Your dad had a stroke. You’re going to deal with a mix of emotions. There’s fear that he’ll struggle to recover. There’s anxiety that you have no idea how he’ll manage at home. There’s also the thankfulness that he survived.
You also need to get to work tailoring his home care plans once he’s released. Take these steps as soon as you can.
Look at the Home’s Layout
It’s very possible that your dad is going to need a wheelchair or walker as he relearns the skills needed to walk. If he needs a wheelchair, is his house equipped to meet his needs?
You may need to move his bedroom to the first level and make sure he’s near a bathroom. He’ll need access to meals. Home care services can help with that. If he’s living on the first floor now and the kitchen is upstairs, a caregiver can cook his meals upstairs and bring them to him.

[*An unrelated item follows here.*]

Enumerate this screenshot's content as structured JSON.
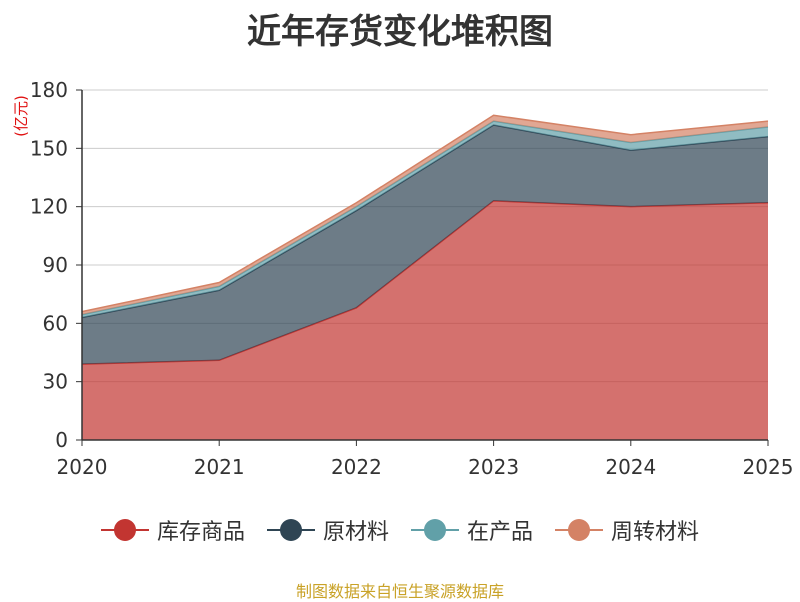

He’s going to need grab bars to safely move in and out of the shower that’s on the first level of the home. If there isn’t a shower, that can be a big obstacle. If he does, he needs a shower seat. He needs someone there to help him wash, dry off, and get dressed. That’s another way home care is going to help.
Have a back-up plan. If he cannot safely live in his home when he needs a wheelchair, what is the plan? Will you help him downsize in a rush and move into a one-level condo or apartment that’s wheelchair-friendly? Will he live somewhere else until he recovers his ambulation skills?
Arrange Home Health Care Services
You do not want a lapse of time to pass between your dad’s arrival back home and his at-home therapy. Arrange home health care to have therapists come to his home and work with him. He is likely going to have to learn how to use a spoon and fork again. He’s going to need to work on reconnecting the pathways of the brain that had him walking and using his arms to grasp and pick things up.
He may never fully recover his former abilities. He may always need a cane or walker. He needs someone to teach him how to use them. He needs home care to help him with ambulation when he’s not working with a therapist.
Home health care services also help if he has a feeding tube. Nurses can administer his meals. If he has an IV for fluids, nurses can take care of that, too.
Sit Down With His Medical Team
Ask to meet with his medical team. He’ll have his neurologist, respiratory therapists, occupational therapists, speech therapists, and physical therapists. You may also have a social worker working with you. If the plan is to move him back home for the rest of his recovery, you need to get home health care services in place. They’ll have a detailed list of what he’s going to need for nursing care and home care.